Jenkins was struck by the world congregation this "experiment" made possible. "We would say, 'Let's say the Lord's Prayer in whatever language you prayed it in,'" said Jenkins. "Spanish would come up, Welsh would come up, Latin, English, German. It was a spine-tingling moment." Other times, he was taken aback by the intense emotional charge of the conversations inside the virtual sanctuary. "You'd be sitting in one of the pews and someone would sit next to you, and they might start talking about how they lost their brother in a car crash and came here because they wanted to talk to someone."
But the environment, as any virtual environment does, had its fair share of trolls. "We had no security," said Jenkins. "[Trolls] would post the times of our services on their websites and try to occupy all the spaces. And they'd go into the crypt and worship the vending machines. They would do a wave or all bow at the same time. It was brilliant."
After four months, the experiment ended after the funding dried up. The Ship of Fools website and message board continued, but it was different. Soon, a more pious group of congregants moved on to form St. Pixels. They tried their hand at a form of 2D worship, before delving back into the 3D environment, and then ultimately settling for weekly services on a Facebook app. As of this writing, they have 550 "likes."
So, where does the future of online worshipping go? Since the First Church of Cyberspace, Rev. Henderson has dabbled in other virtual churches, in one instance building a church in the New England Village region of Second Life. Henderson believes this kind of virtual church service will be the next wave in how believers commune with God, not least because web 2.0 is about dissolving the border between real and virtual.

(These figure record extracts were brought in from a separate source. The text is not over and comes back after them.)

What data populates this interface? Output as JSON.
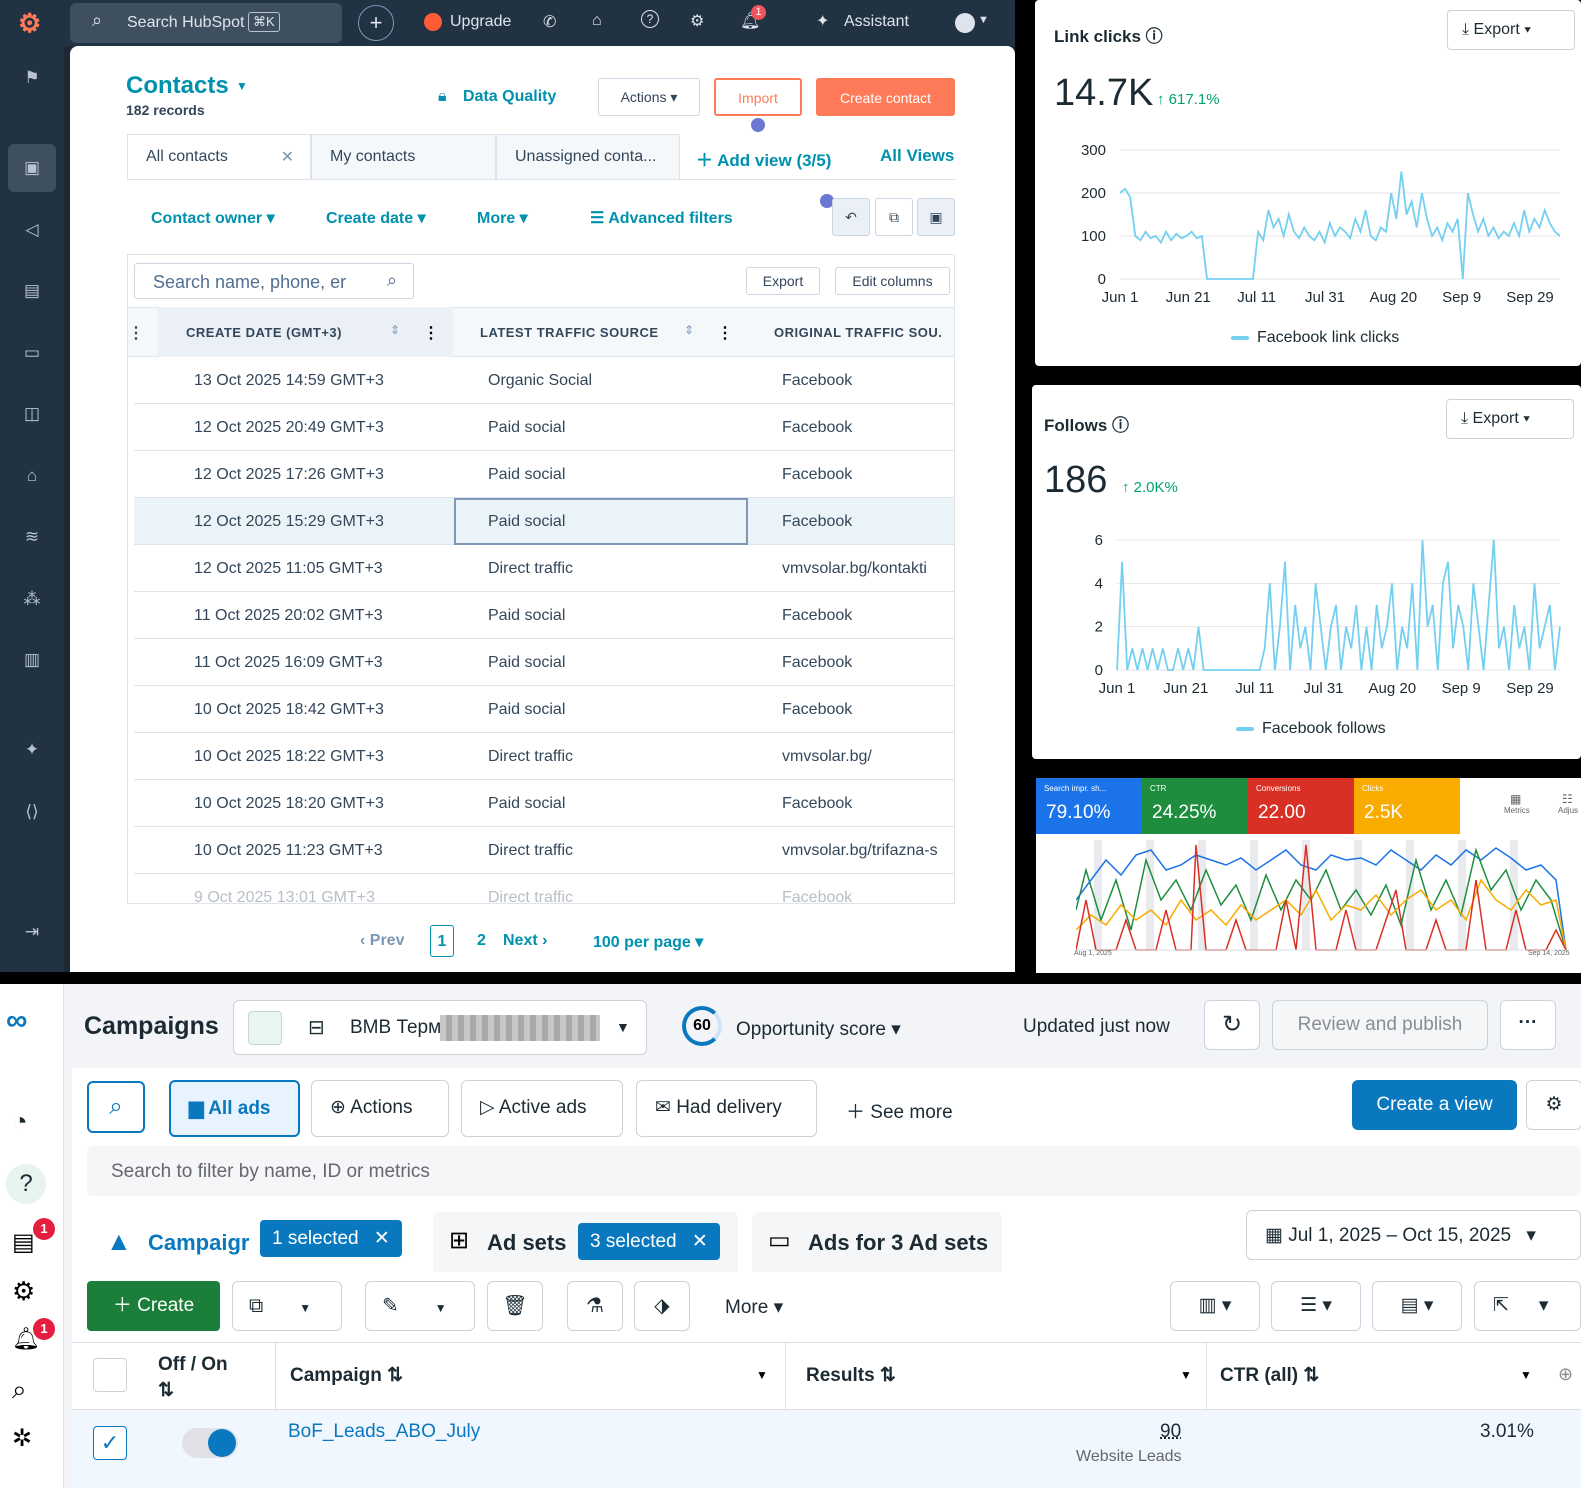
{
  "hubspot": {
    "search_placeholder": "Search HubSpot",
    "kbd": "⌘K",
    "upgrade": "Upgrade",
    "assistant": "Assistant",
    "notif_count": "1",
    "title": "Contacts",
    "records": "182 records",
    "data_quality": "Data Quality",
    "actions": "Actions",
    "import": "Import",
    "create_contact": "Create contact",
    "tabs": [
      "All contacts",
      "My contacts",
      "Unassigned conta..."
    ],
    "add_view": "Add view (3/5)",
    "all_views": "All Views",
    "filters": [
      "Contact owner",
      "Create date",
      "More"
    ],
    "advanced_filters": "Advanced filters",
    "table_search_placeholder": "Search name, phone, er",
    "export": "Export",
    "edit_columns": "Edit columns",
    "columns": [
      "CREATE DATE (GMT+3)",
      "LATEST TRAFFIC SOURCE",
      "ORIGINAL TRAFFIC SOU."
    ],
    "rows": [
      [
        "13 Oct 2025 14:59 GMT+3",
        "Organic Social",
        "Facebook"
      ],
      [
        "12 Oct 2025 20:49 GMT+3",
        "Paid social",
        "Facebook"
      ],
      [
        "12 Oct 2025 17:26 GMT+3",
        "Paid social",
        "Facebook"
      ],
      [
        "12 Oct 2025 15:29 GMT+3",
        "Paid social",
        "Facebook"
      ],
      [
        "12 Oct 2025 11:05 GMT+3",
        "Direct traffic",
        "vmvsolar.bg/kontakti"
      ],
      [
        "11 Oct 2025 20:02 GMT+3",
        "Paid social",
        "Facebook"
      ],
      [
        "11 Oct 2025 16:09 GMT+3",
        "Paid social",
        "Facebook"
      ],
      [
        "10 Oct 2025 18:42 GMT+3",
        "Paid social",
        "Facebook"
      ],
      [
        "10 Oct 2025 18:22 GMT+3",
        "Direct traffic",
        "vmvsolar.bg/"
      ],
      [
        "10 Oct 2025 18:20 GMT+3",
        "Paid social",
        "Facebook"
      ],
      [
        "10 Oct 2025 11:23 GMT+3",
        "Direct traffic",
        "vmvsolar.bg/trifazna-s"
      ],
      [
        "9 Oct 2025 13:01 GMT+3",
        "Direct traffic",
        "Facebook"
      ]
    ],
    "pager": {
      "prev": "Prev",
      "page1": "1",
      "page2": "2",
      "next": "Next",
      "per_page": "100 per page"
    }
  },
  "link_clicks": {
    "title": "Link clicks",
    "export": "Export",
    "value": "14.7K",
    "change": "617.1%",
    "legend": "Facebook link clicks"
  },
  "follows": {
    "title": "Follows",
    "export": "Export",
    "value": "186",
    "change": "2.0K%",
    "legend": "Facebook follows"
  },
  "ads_metrics": {
    "tiles": [
      {
        "label": "Search impr. sh...",
        "value": "79.10%",
        "color": "#1a73e8"
      },
      {
        "label": "CTR",
        "value": "24.25%",
        "color": "#1e8e3e"
      },
      {
        "label": "Conversions",
        "value": "22.00",
        "color": "#d93025"
      },
      {
        "label": "Clicks",
        "value": "2.5K",
        "color": "#f9ab00"
      }
    ],
    "metrics_label": "Metrics",
    "adjust_label": "Adjus",
    "x_start": "Aug 1, 2025",
    "x_end": "Sep 14, 2025"
  },
  "meta": {
    "title": "Campaigns",
    "account": "BMB Терм",
    "opp_score": "60",
    "opp_label": "Opportunity score",
    "updated": "Updated just now",
    "review": "Review and publish",
    "more_dots": "···",
    "filters": [
      "All ads",
      "Actions",
      "Active ads",
      "Had delivery"
    ],
    "see_more": "See more",
    "create_view": "Create a view",
    "search_placeholder": "Search to filter by name, ID or metrics",
    "tab_campaign": "Campaigr",
    "campaign_selected": "1 selected",
    "tab_adsets": "Ad sets",
    "adsets_selected": "3 selected",
    "tab_ads": "Ads for 3 Ad sets",
    "date_range": "Jul 1, 2025 – Oct 15, 2025",
    "create": "Create",
    "more": "More",
    "col_offon": "Off / On",
    "col_campaign": "Campaign",
    "col_results": "Results",
    "col_ctr": "CTR (all)",
    "row": {
      "name": "BoF_Leads_ABO_July",
      "results": "90",
      "results_label": "Website Leads",
      "ctr": "3.01%"
    },
    "notif_a": "1",
    "notif_b": "1"
  },
  "chart_data": [
    {
      "type": "line",
      "title": "Link clicks",
      "x_ticks": [
        "Jun 1",
        "Jun 21",
        "Jul 11",
        "Jul 31",
        "Aug 20",
        "Sep 9",
        "Sep 29"
      ],
      "ylim": [
        0,
        300
      ],
      "y_ticks": [
        0,
        100,
        200,
        300
      ],
      "series": [
        {
          "name": "Facebook link clicks",
          "values": [
            200,
            210,
            190,
            100,
            90,
            110,
            95,
            100,
            85,
            110,
            90,
            105,
            95,
            100,
            110,
            95,
            100,
            0,
            0,
            0,
            0,
            0,
            0,
            0,
            0,
            0,
            0,
            110,
            90,
            160,
            120,
            140,
            100,
            150,
            110,
            95,
            120,
            100,
            90,
            110,
            85,
            130,
            100,
            120,
            110,
            95,
            140,
            110,
            160,
            100,
            90,
            120,
            110,
            200,
            140,
            250,
            150,
            180,
            120,
            200,
            140,
            100,
            120,
            90,
            130,
            110,
            140,
            0,
            200,
            150,
            110,
            140,
            100,
            120,
            95,
            110,
            100,
            130,
            100,
            160,
            110,
            140,
            120,
            160,
            130,
            110,
            100
          ]
        }
      ]
    },
    {
      "type": "line",
      "title": "Follows",
      "x_ticks": [
        "Jun 1",
        "Jun 21",
        "Jul 11",
        "Jul 31",
        "Aug 20",
        "Sep 9",
        "Sep 29"
      ],
      "ylim": [
        0,
        6
      ],
      "y_ticks": [
        0,
        2,
        4,
        6
      ],
      "series": [
        {
          "name": "Facebook follows",
          "values": [
            0,
            5,
            0,
            1,
            0,
            1,
            0,
            1,
            0,
            1,
            0,
            0,
            1,
            0,
            1,
            0,
            2,
            0,
            0,
            0,
            0,
            0,
            0,
            0,
            0,
            0,
            0,
            0,
            0,
            1,
            4,
            0,
            2,
            5,
            0,
            3,
            1,
            2,
            0,
            4,
            2,
            0,
            2,
            3,
            0,
            2,
            1,
            3,
            0,
            2,
            0,
            3,
            1,
            2,
            4,
            0,
            2,
            1,
            4,
            0,
            6,
            2,
            3,
            0,
            4,
            5,
            1,
            3,
            2,
            0,
            4,
            2,
            0,
            3,
            6,
            1,
            2,
            0,
            3,
            1,
            2,
            0,
            4,
            1,
            2,
            3,
            0,
            2
          ]
        }
      ]
    }
  ]
}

"People who have met in a virtual world can develop relationships in the real world and end up getting married," Henderson said. "One world kind of blends with the each other. They go hand in hand."
But no one mans the structure in faux New England, and no one's there to lead services. So, it just kind of sits, waiting to be discovered by players, who look around, maybe hold some kind of brief service or party, and move on. This isn't a congregation, it's a digital ruin.

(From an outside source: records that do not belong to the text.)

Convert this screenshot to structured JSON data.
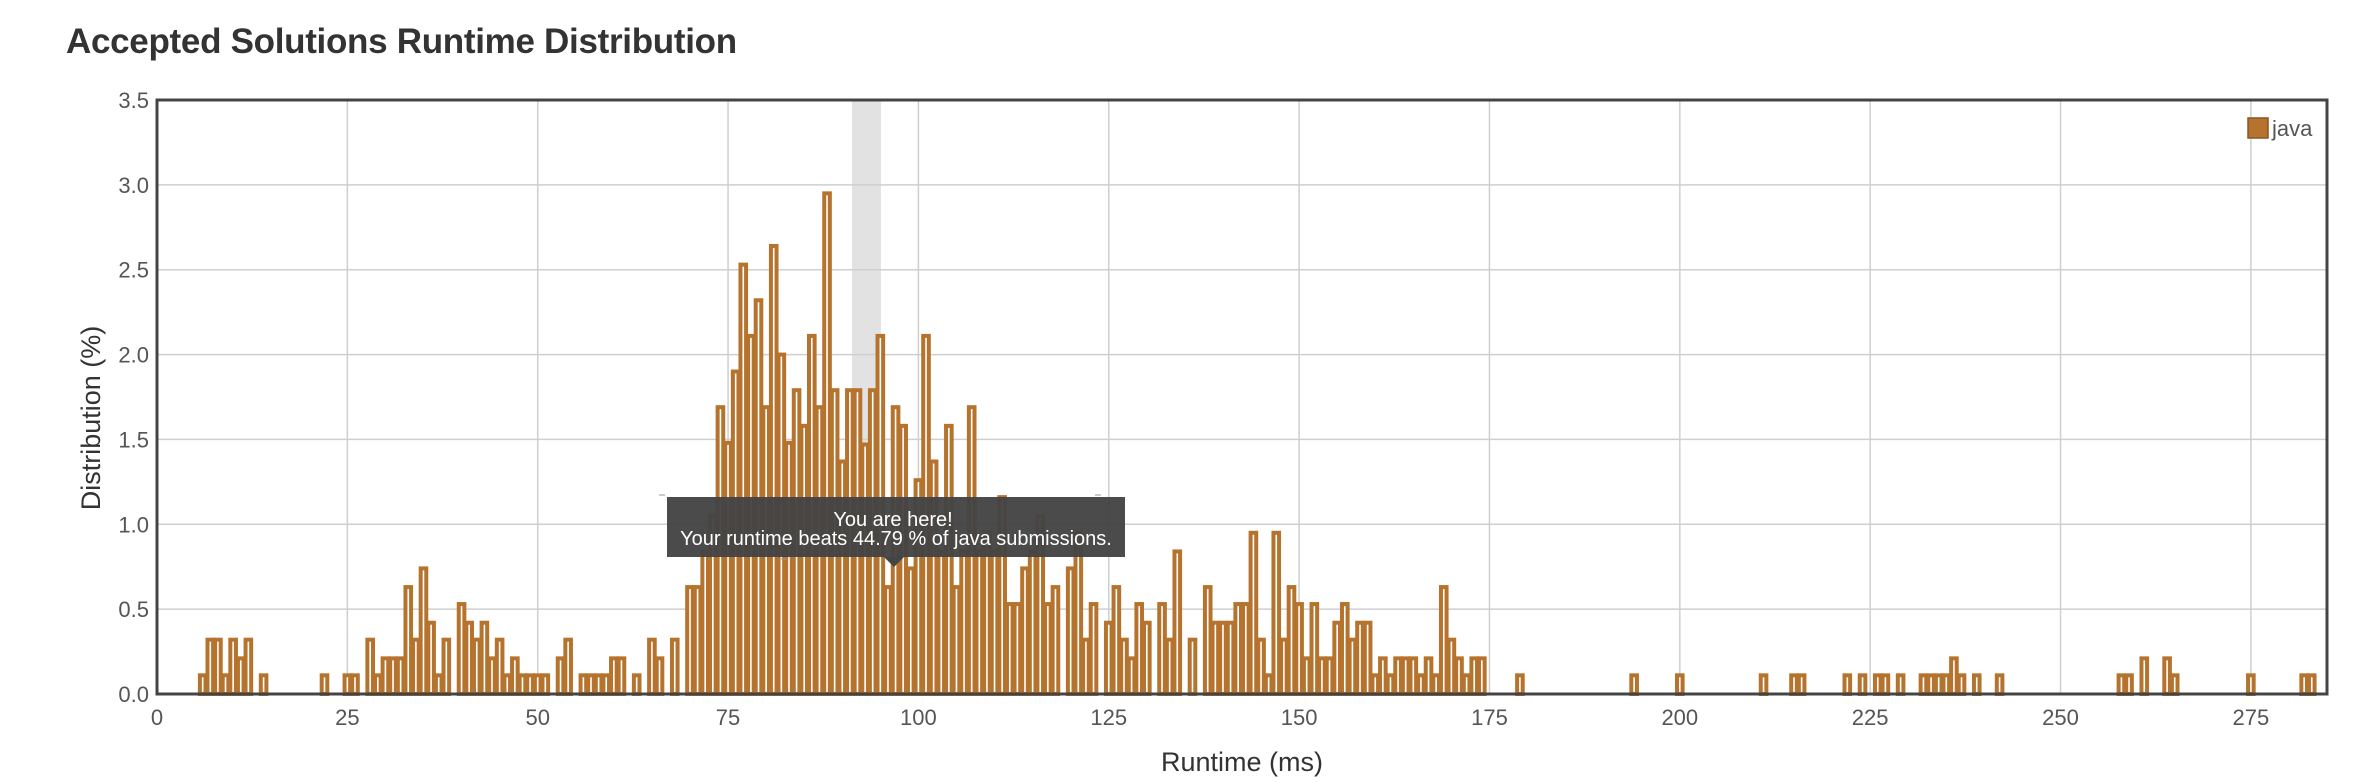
{
  "page_title": "Accepted Solutions Runtime Distribution",
  "chart_data": {
    "type": "bar",
    "title": "Accepted Solutions Runtime Distribution",
    "xlabel": "Runtime (ms)",
    "ylabel": "Distribution (%)",
    "xlim": [
      0,
      285
    ],
    "ylim": [
      0,
      3.5
    ],
    "x_ticks": [
      0,
      25,
      50,
      75,
      100,
      125,
      150,
      175,
      200,
      225,
      250,
      275
    ],
    "y_ticks": [
      "0.0",
      "0.5",
      "1.0",
      "1.5",
      "2.0",
      "2.5",
      "3.0",
      "3.5"
    ],
    "grid": true,
    "legend_position": "top-right",
    "highlight_runtime": 96,
    "series": [
      {
        "name": "java",
        "color": "#b5732d",
        "points": [
          [
            6,
            0.11
          ],
          [
            7,
            0.32
          ],
          [
            8,
            0.32
          ],
          [
            9,
            0.11
          ],
          [
            10,
            0.32
          ],
          [
            11,
            0.21
          ],
          [
            12,
            0.32
          ],
          [
            14,
            0.11
          ],
          [
            22,
            0.11
          ],
          [
            25,
            0.11
          ],
          [
            26,
            0.11
          ],
          [
            28,
            0.32
          ],
          [
            29,
            0.11
          ],
          [
            30,
            0.21
          ],
          [
            31,
            0.21
          ],
          [
            32,
            0.21
          ],
          [
            33,
            0.63
          ],
          [
            34,
            0.32
          ],
          [
            35,
            0.74
          ],
          [
            36,
            0.42
          ],
          [
            37,
            0.11
          ],
          [
            38,
            0.32
          ],
          [
            40,
            0.53
          ],
          [
            41,
            0.42
          ],
          [
            42,
            0.32
          ],
          [
            43,
            0.42
          ],
          [
            44,
            0.21
          ],
          [
            45,
            0.32
          ],
          [
            46,
            0.11
          ],
          [
            47,
            0.21
          ],
          [
            48,
            0.11
          ],
          [
            49,
            0.11
          ],
          [
            50,
            0.11
          ],
          [
            51,
            0.11
          ],
          [
            53,
            0.21
          ],
          [
            54,
            0.32
          ],
          [
            56,
            0.11
          ],
          [
            57,
            0.11
          ],
          [
            58,
            0.11
          ],
          [
            59,
            0.11
          ],
          [
            60,
            0.21
          ],
          [
            61,
            0.21
          ],
          [
            63,
            0.11
          ],
          [
            65,
            0.32
          ],
          [
            66,
            0.21
          ],
          [
            68,
            0.32
          ],
          [
            70,
            0.63
          ],
          [
            71,
            0.63
          ],
          [
            72,
            0.84
          ],
          [
            73,
            1.05
          ],
          [
            74,
            1.69
          ],
          [
            75,
            1.48
          ],
          [
            76,
            1.9
          ],
          [
            77,
            2.53
          ],
          [
            78,
            2.11
          ],
          [
            79,
            2.32
          ],
          [
            80,
            1.69
          ],
          [
            81,
            2.64
          ],
          [
            82,
            2.0
          ],
          [
            83,
            1.48
          ],
          [
            84,
            1.79
          ],
          [
            85,
            1.58
          ],
          [
            86,
            2.11
          ],
          [
            87,
            1.69
          ],
          [
            88,
            2.95
          ],
          [
            89,
            1.79
          ],
          [
            90,
            1.37
          ],
          [
            91,
            1.79
          ],
          [
            92,
            1.79
          ],
          [
            93,
            1.47
          ],
          [
            94,
            1.79
          ],
          [
            95,
            2.11
          ],
          [
            96,
            0.63
          ],
          [
            97,
            1.69
          ],
          [
            98,
            1.58
          ],
          [
            99,
            0.74
          ],
          [
            100,
            1.26
          ],
          [
            101,
            2.11
          ],
          [
            102,
            1.37
          ],
          [
            103,
            0.84
          ],
          [
            104,
            1.58
          ],
          [
            105,
            0.63
          ],
          [
            106,
            0.84
          ],
          [
            107,
            1.69
          ],
          [
            108,
            0.84
          ],
          [
            109,
            0.95
          ],
          [
            110,
            0.84
          ],
          [
            111,
            1.16
          ],
          [
            112,
            0.53
          ],
          [
            113,
            0.53
          ],
          [
            114,
            0.74
          ],
          [
            115,
            0.84
          ],
          [
            116,
            1.05
          ],
          [
            117,
            0.53
          ],
          [
            118,
            0.63
          ],
          [
            120,
            0.74
          ],
          [
            121,
            0.95
          ],
          [
            122,
            0.32
          ],
          [
            123,
            0.53
          ],
          [
            125,
            0.42
          ],
          [
            126,
            0.63
          ],
          [
            127,
            0.32
          ],
          [
            128,
            0.21
          ],
          [
            129,
            0.53
          ],
          [
            130,
            0.42
          ],
          [
            132,
            0.53
          ],
          [
            133,
            0.32
          ],
          [
            134,
            0.84
          ],
          [
            136,
            0.32
          ],
          [
            138,
            0.63
          ],
          [
            139,
            0.42
          ],
          [
            140,
            0.42
          ],
          [
            141,
            0.42
          ],
          [
            142,
            0.53
          ],
          [
            143,
            0.53
          ],
          [
            144,
            0.95
          ],
          [
            145,
            0.32
          ],
          [
            146,
            0.11
          ],
          [
            147,
            0.95
          ],
          [
            148,
            0.32
          ],
          [
            149,
            0.63
          ],
          [
            150,
            0.53
          ],
          [
            151,
            0.21
          ],
          [
            152,
            0.53
          ],
          [
            153,
            0.21
          ],
          [
            154,
            0.21
          ],
          [
            155,
            0.42
          ],
          [
            156,
            0.53
          ],
          [
            157,
            0.32
          ],
          [
            158,
            0.42
          ],
          [
            159,
            0.42
          ],
          [
            160,
            0.11
          ],
          [
            161,
            0.21
          ],
          [
            162,
            0.11
          ],
          [
            163,
            0.21
          ],
          [
            164,
            0.21
          ],
          [
            165,
            0.21
          ],
          [
            166,
            0.11
          ],
          [
            167,
            0.21
          ],
          [
            168,
            0.11
          ],
          [
            169,
            0.63
          ],
          [
            170,
            0.32
          ],
          [
            171,
            0.21
          ],
          [
            172,
            0.11
          ],
          [
            173,
            0.21
          ],
          [
            174,
            0.21
          ],
          [
            179,
            0.11
          ],
          [
            194,
            0.11
          ],
          [
            200,
            0.11
          ],
          [
            211,
            0.11
          ],
          [
            215,
            0.11
          ],
          [
            216,
            0.11
          ],
          [
            222,
            0.11
          ],
          [
            224,
            0.11
          ],
          [
            226,
            0.11
          ],
          [
            227,
            0.11
          ],
          [
            229,
            0.11
          ],
          [
            232,
            0.11
          ],
          [
            233,
            0.11
          ],
          [
            234,
            0.11
          ],
          [
            235,
            0.11
          ],
          [
            236,
            0.21
          ],
          [
            237,
            0.11
          ],
          [
            239,
            0.11
          ],
          [
            242,
            0.11
          ],
          [
            258,
            0.11
          ],
          [
            259,
            0.11
          ],
          [
            261,
            0.21
          ],
          [
            264,
            0.21
          ],
          [
            265,
            0.11
          ],
          [
            275,
            0.11
          ],
          [
            282,
            0.11
          ],
          [
            283,
            0.11
          ]
        ]
      }
    ]
  },
  "tooltip": {
    "line1": "You are here!",
    "line2": "Your runtime beats 44.79 % of java submissions."
  }
}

"Building a church building isn't enough," said Jenkins. "It just becomes a museum piece. It's kind of meaningless, it's just architecture. You're just talking about pixels, really."
To Jenkins, the Church of Fools was more than pixels. The online community wasn't something that lived in this nebulous "elsewhere." It was a real space. "My mom, who was 80 at the time, used to come to the church on Sundays," said Jenkins. "During the week, on the phone to me she'd say, 'Oh, I'll see you in church.' Even she got into this idea we were in the same space."
If you want to get all theological, churches aren't about the physical places themselves, despite the breathtaking amounts of money traditional spent on lavish cathedrals, mosques, and temples. They're about the community and the people. As Jesus put it, "Where two or three are gathered in my name, there am I among them." He doesn't say anything about those places being in real life.
"Would it be appropriate for a dragon in Second Life to lead prayer?" asks Jenkins. "It's an amazing and wonderful question to ask."